As I just mentioned, he’s natural at avoiding blocks in space — and that applies to when he’s maneuvering a cluttered box. Whether he slips under a blocker or goes through one with powerful hand usage, he finds the ball. Tight ends really stood no chance blocking Chenal in any one-on-one situation on a run play (or pass play).

Not many offensive linemen did either — including former Iowa center Tyler Linderbaum, who was drafted in the first round this year by the Baltimore Ravens.

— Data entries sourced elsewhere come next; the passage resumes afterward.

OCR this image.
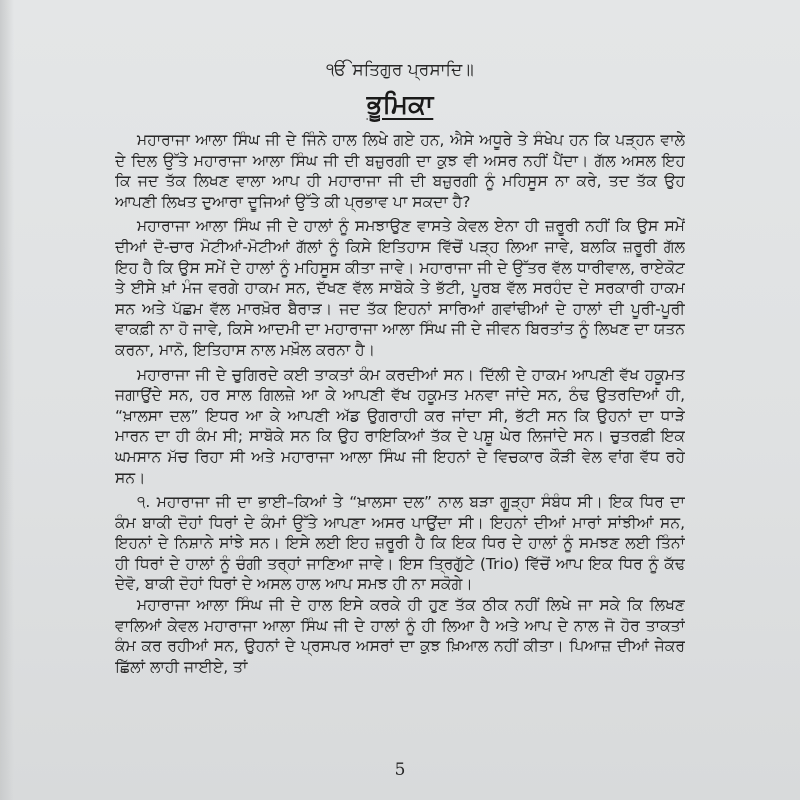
ੴ ਸਤਿਗੁਰ ਪ੍ਰਸਾਦਿ॥
ਭੂਮਿਕਾ

ਮਹਾਰਾਜਾ ਆਲਾ ਸਿੰਘ ਜੀ ਦੇ ਜਿੰਨੇ ਹਾਲ ਲਿਖੇ ਗਏ ਹਨ, ਐਸੇ ਅਧੂਰੇ ਤੇ ਸੰਖੇਪ ਹਨ ਕਿ ਪੜ੍ਹਨ ਵਾਲੇ ਦੇ ਦਿਲ ਉੱਤੇ ਮਹਾਰਾਜਾ ਆਲਾ ਸਿੰਘ ਜੀ ਦੀ ਬਜ਼ੁਰਗੀ ਦਾ ਕੁਝ ਵੀ ਅਸਰ ਨਹੀਂ ਪੈਂਦਾ। ਗੱਲ ਅਸਲ ਇਹ ਕਿ ਜਦ ਤੱਕ ਲਿਖਣ ਵਾਲਾ ਆਪ ਹੀ ਮਹਾਰਾਜਾ ਜੀ ਦੀ ਬਜ਼ੁਰਗੀ ਨੂੰ ਮਹਿਸੂਸ ਨਾ ਕਰੇ, ਤਦ ਤੱਕ ਉਹ ਆਪਣੀ ਲਿਖਤ ਦੁਆਰਾ ਦੂਜਿਆਂ ਉੱਤੇ ਕੀ ਪ੍ਰਭਾਵ ਪਾ ਸਕਦਾ ਹੈ?

ਮਹਾਰਾਜਾ ਆਲਾ ਸਿੰਘ ਜੀ ਦੇ ਹਾਲਾਂ ਨੂੰ ਸਮਝਾਉਣ ਵਾਸਤੇ ਕੇਵਲ ਏਨਾ ਹੀ ਜ਼ਰੂਰੀ ਨਹੀਂ ਕਿ ਉਸ ਸਮੇਂ ਦੀਆਂ ਦੋ-ਚਾਰ ਮੋਟੀਆਂ-ਮੋਟੀਆਂ ਗੱਲਾਂ ਨੂੰ ਕਿਸੇ ਇਤਿਹਾਸ ਵਿੱਚੋਂ ਪੜ੍ਹ ਲਿਆ ਜਾਵੇ, ਬਲਕਿ ਜ਼ਰੂਰੀ ਗੱਲ ਇਹ ਹੈ ਕਿ ਉਸ ਸਮੇਂ ਦੇ ਹਾਲਾਂ ਨੂੰ ਮਹਿਸੂਸ ਕੀਤਾ ਜਾਵੇ। ਮਹਾਰਾਜਾ ਜੀ ਦੇ ਉੱਤਰ ਵੱਲ ਧਾਰੀਵਾਲ, ਰਾਏਕੋਟ ਤੇ ਈਸੇ ਖ਼ਾਂ ਮੰਜ ਵਰਗੇ ਹਾਕਮ ਸਨ, ਦੱਖਣ ਵੱਲ ਸਾਬੋਕੇ ਤੇ ਭੱਟੀ, ਪੂਰਬ ਵੱਲ ਸਰਹੰਦ ਦੇ ਸਰਕਾਰੀ ਹਾਕਮ ਸਨ ਅਤੇ ਪੱਛਮ ਵੱਲ ਮਾਰਖ਼ੋਰ ਬੈਰਾੜ। ਜਦ ਤੱਕ ਇਹਨਾਂ ਸਾਰਿਆਂ ਗਵਾਂਢੀਆਂ ਦੇ ਹਾਲਾਂ ਦੀ ਪੂਰੀ-ਪੂਰੀ ਵਾਕਫ਼ੀ ਨਾ ਹੋ ਜਾਵੇ, ਕਿਸੇ ਆਦਮੀ ਦਾ ਮਹਾਰਾਜਾ ਆਲਾ ਸਿੰਘ ਜੀ ਦੇ ਜੀਵਨ ਬਿਰਤਾਂਤ ਨੂੰ ਲਿਖਣ ਦਾ ਯਤਨ ਕਰਨਾ, ਮਾਨੋ, ਇਤਿਹਾਸ ਨਾਲ ਮਖ਼ੌਲ ਕਰਨਾ ਹੈ।

ਮਹਾਰਾਜਾ ਜੀ ਦੇ ਚੁਗਿਰਦੇ ਕਈ ਤਾਕਤਾਂ ਕੰਮ ਕਰਦੀਆਂ ਸਨ। ਦਿੱਲੀ ਦੇ ਹਾਕਮ ਆਪਣੀ ਵੱਖ ਹਕੂਮਤ ਜਗਾਉਂਦੇ ਸਨ, ਹਰ ਸਾਲ ਗਿਲਜ਼ੇ ਆ ਕੇ ਆਪਣੀ ਵੱਖ ਹਕੂਮਤ ਮਨਵਾ ਜਾਂਦੇ ਸਨ, ਠੰਢ ਉਤਰਦਿਆਂ ਹੀ, “ਖ਼ਾਲਸਾ ਦਲ” ਇਧਰ ਆ ਕੇ ਆਪਣੀ ਅੱਡ ਉਗਰਾਹੀ ਕਰ ਜਾਂਦਾ ਸੀ, ਭੱਟੀ ਸਨ ਕਿ ਉਹਨਾਂ ਦਾ ਧਾੜੇ ਮਾਰਨ ਦਾ ਹੀ ਕੰਮ ਸੀ; ਸਾਬੋਕੇ ਸਨ ਕਿ ਉਹ ਰਾਇਕਿਆਂ ਤੱਕ ਦੇ ਪਸ਼ੂ ਘੇਰ ਲਿਜਾਂਦੇ ਸਨ। ਚੁਤਰਫ਼ੀ ਇਕ ਘਮਸਾਨ ਮੱਚ ਰਿਹਾ ਸੀ ਅਤੇ ਮਹਾਰਾਜਾ ਆਲਾ ਸਿੰਘ ਜੀ ਇਹਨਾਂ ਦੇ ਵਿਚਕਾਰ ਕੌੜੀ ਵੇਲ ਵਾਂਗ ਵੱਧ ਰਹੇ ਸਨ।

੧. ਮਹਾਰਾਜਾ ਜੀ ਦਾ ਭਾਈ–ਕਿਆਂ ਤੇ “ਖ਼ਾਲਸਾ ਦਲ” ਨਾਲ ਬੜਾ ਗੂੜ੍ਹਾ ਸੰਬੰਧ ਸੀ। ਇਕ ਧਿਰ ਦਾ ਕੰਮ ਬਾਕੀ ਦੋਹਾਂ ਧਿਰਾਂ ਦੇ ਕੰਮਾਂ ਉੱਤੇ ਆਪਣਾ ਅਸਰ ਪਾਉਂਦਾ ਸੀ। ਇਹਨਾਂ ਦੀਆਂ ਮਾਰਾਂ ਸਾਂਝੀਆਂ ਸਨ, ਇਹਨਾਂ ਦੇ ਨਿਸ਼ਾਨੇ ਸਾਂਝੇ ਸਨ। ਇਸੇ ਲਈ ਇਹ ਜ਼ਰੂਰੀ ਹੈ ਕਿ ਇਕ ਧਿਰ ਦੇ ਹਾਲਾਂ ਨੂੰ ਸਮਝਣ ਲਈ ਤਿੰਨਾਂ ਹੀ ਧਿਰਾਂ ਦੇ ਹਾਲਾਂ ਨੂੰ ਚੰਗੀ ਤਰ੍ਹਾਂ ਜਾਣਿਆ ਜਾਵੇ। ਇਸ ਤ੍ਰਿਗੁੱਟੇ (Trio) ਵਿੱਚੋਂ ਆਪ ਇਕ ਧਿਰ ਨੂੰ ਕੱਢ ਦੇਵੋ, ਬਾਕੀ ਦੋਹਾਂ ਧਿਰਾਂ ਦੇ ਅਸਲ ਹਾਲ ਆਪ ਸਮਝ ਹੀ ਨਾ ਸਕੋਗੇ।

ਮਹਾਰਾਜਾ ਆਲਾ ਸਿੰਘ ਜੀ ਦੇ ਹਾਲ ਇਸੇ ਕਰਕੇ ਹੀ ਹੁਣ ਤੱਕ ਠੀਕ ਨਹੀਂ ਲਿਖੇ ਜਾ ਸਕੇ ਕਿ ਲਿਖਣ ਵਾਲਿਆਂ ਕੇਵਲ ਮਹਾਰਾਜਾ ਆਲਾ ਸਿੰਘ ਜੀ ਦੇ ਹਾਲਾਂ ਨੂੰ ਹੀ ਲਿਆ ਹੈ ਅਤੇ ਆਪ ਦੇ ਨਾਲ ਜੋ ਹੋਰ ਤਾਕਤਾਂ ਕੰਮ ਕਰ ਰਹੀਆਂ ਸਨ, ਉਹਨਾਂ ਦੇ ਪ੍ਰਸਪਰ ਅਸਰਾਂ ਦਾ ਕੁਝ ਖ਼ਿਆਲ ਨਹੀਂ ਕੀਤਾ। ਪਿਆਜ਼ ਦੀਆਂ ਜੇਕਰ ਛਿੱਲਾਂ ਲਾਹੀ ਜਾਈਏ, ਤਾਂ

5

Chenal’s ability to line up on the line of scrimmage and generate enough power to beat linemen at the snap is what makes him such an intriguing fit for the SAM position — a role that will be asked to do that in the base formations.

Pass defense

The other intriguing part of Chenal at that specific, on-ball alignment is his natural abilities as a pass rusher. While he was rarely used to truly rush against an offensive tackle from the edge position, he was used as either a blitzer or a pass rusher on 17% of his snaps in 2021.

In the above tweet, the last clip against Linderbaum shows him blitz from the MIKE position — using a quick, smooth swim move to get past him before Linderbaum could even really get hands on him.

He looks very natural rushing against a blocker on the edge of the line — caving in the outside shoulder and using his hands to fight through their block while turning the corner and coming up from behind the pocket.

Even when he’s rushing against an interior lineman, his initial win in the leverage battle allows him to penetrate into the backfield — but also win to the blocker’s outside shoulder and get to where the quarterback is moving to try and avoid him.

As you’ve already seen a few times, Chenal is a very good blitzer — and some of it is for the same reason he’s a good run defender: he gets downhill quickly and is good at avoiding blocks while maintaining that downhill speed. Running backs rarely — if ever — stonewalled him in pass protection, and that extends to his new teammate, running back Isiah Pacheco:

On the coverage side of pass defense, Chenal has the athletic ability to keep up with faster tight ends and take up space in zone defense — but his run-defense instincts don’t translate to recognition in pass coverage.

On plays where a tight end either releases up the seam or across his face on a drag route, there are times he just seems delayed in turning and running to cover it. It feels like something he can improve on, especially considering his foundation of athleticism.

The bottom line

Chenal is going to contribute to the defense immediately. On run downs, the Chiefs can feel more comfortable than they have in the past to be in their base formation — knowing they’ll be strong against the run, and also capable against the pass with Chenal’s natural skill for getting after the quarterback in a variety of ways.

However, Chenal isn’t going to be cornered into that limited-time position. He has the ceiling to be the team’s best overall linebacker, and that is no knock on his teammates. It means the Chiefs have an incredibly good group at that position, and the sky is the limit for the impact they can make over their next few years playing together.